兵庫県西宮市に住む近田は、電車とバスを乗り継いで京大の野球場に通っていた。約2時間の移動時間中、近田はスマートフォンを取り出して「上腕二頭筋」と検索する。「ああ、ここか」と理解した近田は、すぐさまコミュニケーションアプリのLINEを起動して、質問してきた部員に返事を打った。

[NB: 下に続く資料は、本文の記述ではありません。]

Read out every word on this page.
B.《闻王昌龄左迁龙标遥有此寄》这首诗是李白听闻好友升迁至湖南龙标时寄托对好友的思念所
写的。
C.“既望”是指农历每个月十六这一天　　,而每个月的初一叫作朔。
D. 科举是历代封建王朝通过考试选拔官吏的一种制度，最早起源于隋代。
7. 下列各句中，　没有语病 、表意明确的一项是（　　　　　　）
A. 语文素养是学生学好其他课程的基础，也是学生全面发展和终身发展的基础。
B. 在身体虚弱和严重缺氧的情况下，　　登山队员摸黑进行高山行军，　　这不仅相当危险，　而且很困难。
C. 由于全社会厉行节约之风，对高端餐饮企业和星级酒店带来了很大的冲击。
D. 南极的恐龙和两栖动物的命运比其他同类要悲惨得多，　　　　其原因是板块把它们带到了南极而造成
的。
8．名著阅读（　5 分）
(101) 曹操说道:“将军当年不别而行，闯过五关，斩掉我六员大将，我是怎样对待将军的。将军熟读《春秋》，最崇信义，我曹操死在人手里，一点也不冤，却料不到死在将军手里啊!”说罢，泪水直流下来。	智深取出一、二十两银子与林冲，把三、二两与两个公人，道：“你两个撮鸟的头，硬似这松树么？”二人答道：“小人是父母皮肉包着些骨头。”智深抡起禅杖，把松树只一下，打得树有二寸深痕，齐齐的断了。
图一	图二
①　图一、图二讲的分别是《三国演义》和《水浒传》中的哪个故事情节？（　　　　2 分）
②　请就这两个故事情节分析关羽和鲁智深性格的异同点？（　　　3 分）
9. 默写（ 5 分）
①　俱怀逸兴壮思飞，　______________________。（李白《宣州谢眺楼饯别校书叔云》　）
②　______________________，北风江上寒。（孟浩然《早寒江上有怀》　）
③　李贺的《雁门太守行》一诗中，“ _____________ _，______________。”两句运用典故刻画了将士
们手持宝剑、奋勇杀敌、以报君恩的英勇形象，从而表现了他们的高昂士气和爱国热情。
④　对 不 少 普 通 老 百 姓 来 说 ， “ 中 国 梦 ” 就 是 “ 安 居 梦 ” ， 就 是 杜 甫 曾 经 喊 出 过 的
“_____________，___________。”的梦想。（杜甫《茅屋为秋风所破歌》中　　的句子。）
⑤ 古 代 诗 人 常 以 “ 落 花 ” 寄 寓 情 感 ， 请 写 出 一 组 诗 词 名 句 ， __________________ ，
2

上腕二頭筋などまだ初歩的なほうで、京大生は筋肉、関節、腱まで人体のあらゆる部位の質問を近田に浴びせてきた。そのたびに、近田はメモ書きを元に帰路で調べ、部員たちに答えるようになった。
「俺、医者にでもなるんかな?」
近田はそうひとりごち、笑った。本業の仕事をしながら大学野球部のコーチを務め、2時間かけて帰宅する生活。体力的には大変だったが、不思議と「やめたい」とは思わなかった。どんな形であれ、人から求められることは心地よかった。